Global Business Cycle Indicators
|Benchmark Revisions - July 2007|
Press Release Archive
Released: Tuesday, April 15, 2003
The Conference Board announced today that the leading index for the U.K. decreased 0.6 percent, and the coincident index increased 0.1 percent in February.
- While the leading index has declined in the last five months, the cumulative decline is still relatively shallow compared to declines in previous recessions. This month’s decline in the leading index is primarily due to weaker stock prices and consumer confidence.
- The six-month diffusion index (a measure of the proportion of components that are increasing) has been steadily decreasing in the last six months. This, coupled with the weakness in the leading index is an indication that growth in economic activity will continue to slow.
- The coincident index, a measure of current economic conditions, continued to increase modestly. Retail sales have been weak but growth in employment and household disposable income have continued to boost the coincident index.
LEADING INDICATORS. Five of the nine components that make up the leading index decreased in February. The negative contributors – from the largest negative contributor to the smallest – are consumer confidence, order book volume, stock prices, the volume of expected output, and new orders for engineering industries*. The three positive contributors to the index – beginning with the largest positive contributor - are housing starts*, productivity for the whole economy*, and the fixed interest price index. Operating surplus of corporations* was unchanged in February.
With the 0.6 percent decrease in February, the leading index now stands at 123.7 (1990=100). Based on revised data, this index decreased 0.2 percent in January and decreased 0.4 percent in December. During the six-month span through February, the leading index decreased 1.4 percent with three of the nine components advancing (diffusion index, six-month span equals 33.3 percent).

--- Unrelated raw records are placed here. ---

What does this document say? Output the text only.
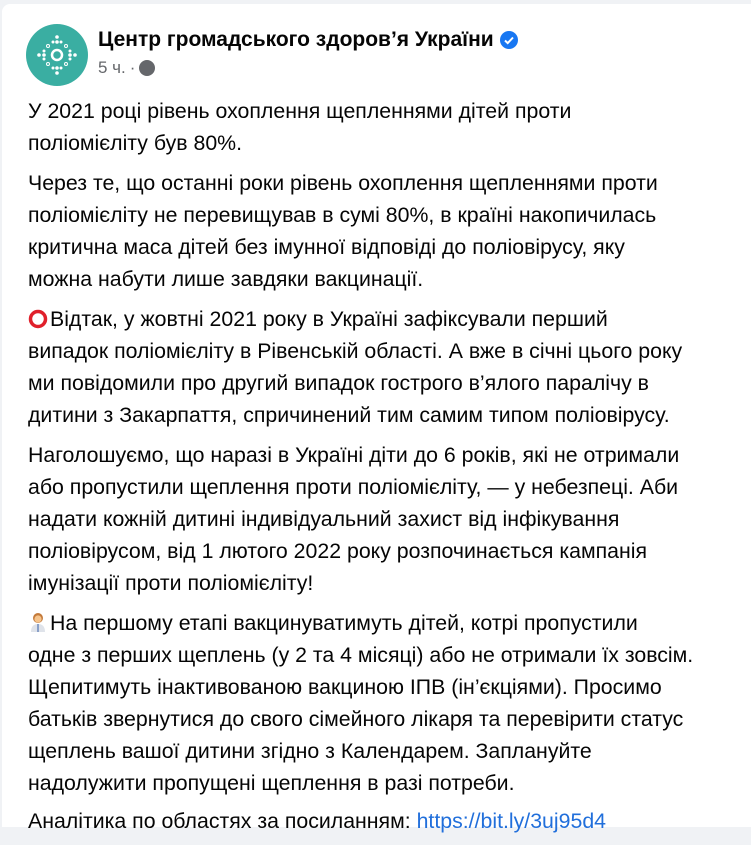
Центр громадського здоров’я України
5 ч. ·
У 2021 році рівень охоплення щепленнями дітей проти
поліомієліту був 80%.
Через те, що останні роки рівень охоплення щепленнями проти
поліомієліту не перевищував в сумі 80%, в країні накопичилась
критична маса дітей без імунної відповіді до поліовірусу, яку
можна набути лише завдяки вакцинації.
Відтак, у жовтні 2021 року в Україні зафіксували перший
випадок поліомієліту в Рівенській області. А вже в січні цього року
ми повідомили про другий випадок гострого в’ялого паралічу в
дитини з Закарпаття, спричинений тим самим типом поліовірусу.
Наголошуємо, що наразі в Україні діти до 6 років, які не отримали
або пропустили щеплення проти поліомієліту, — у небезпеці. Аби
надати кожній дитині індивідуальний захист від інфікування
поліовірусом, від 1 лютого 2022 року розпочинається кампанія
імунізації проти поліомієліту!
На першому етапі вакцинуватимуть дітей, котрі пропустили
одне з перших щеплень (у 2 та 4 місяці) або не отримали їх зовсім.
Щепитимуть інактивованою вакциною ІПВ (ін’єкціями). Просимо
батьків звернутися до свого сімейного лікаря та перевірити статус
щеплень вашої дитини згідно з Календарем. Заплануйте
надолужити пропущені щеплення в разі потреби.
Аналітика по областях за посиланням: https://bit.ly/3uj95d4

COINCIDENT INDICATORS. Three of the four components that make up the coincident index increased in February. Employment* was the largest contributor, followed by equal contributions from industrial production and real household disposable income*. Retail sales held steady in February.
With a 0.1 percent increase in January, the coincident index now stands at 113.9 (1990=100). This index held steady in January and increased 0.1 percent in December. During the six-month period through February, the coincident index increased 0.7 percent, with three of the four components advancing (diffusion index, six-month span equals 75 percent).
The data series used by The Conference Board to compute the two composite indexes reported in the tables in this release are those available "as of" 10 A.M. ET on April 14, 2003. Some series are estimated as noted below.
NOTES: Series in the leading index that are based on The Conference Board estimates are housing building starts, new orders in engineering industries, productivity of the whole economy, and operating surplus of corporations. Series in the coincident index that are based on The Conference Board estimates are employment and real household disposable income.
THESE DATA ARE FOR ANALYSIS PURPOSES ONLY. NOT FOR REDISTRIBUTION, PUBLISHING, DATABASING, OR PUBLIC POSTING WITHOUT EXPRESS WRITTEN PERMISSION.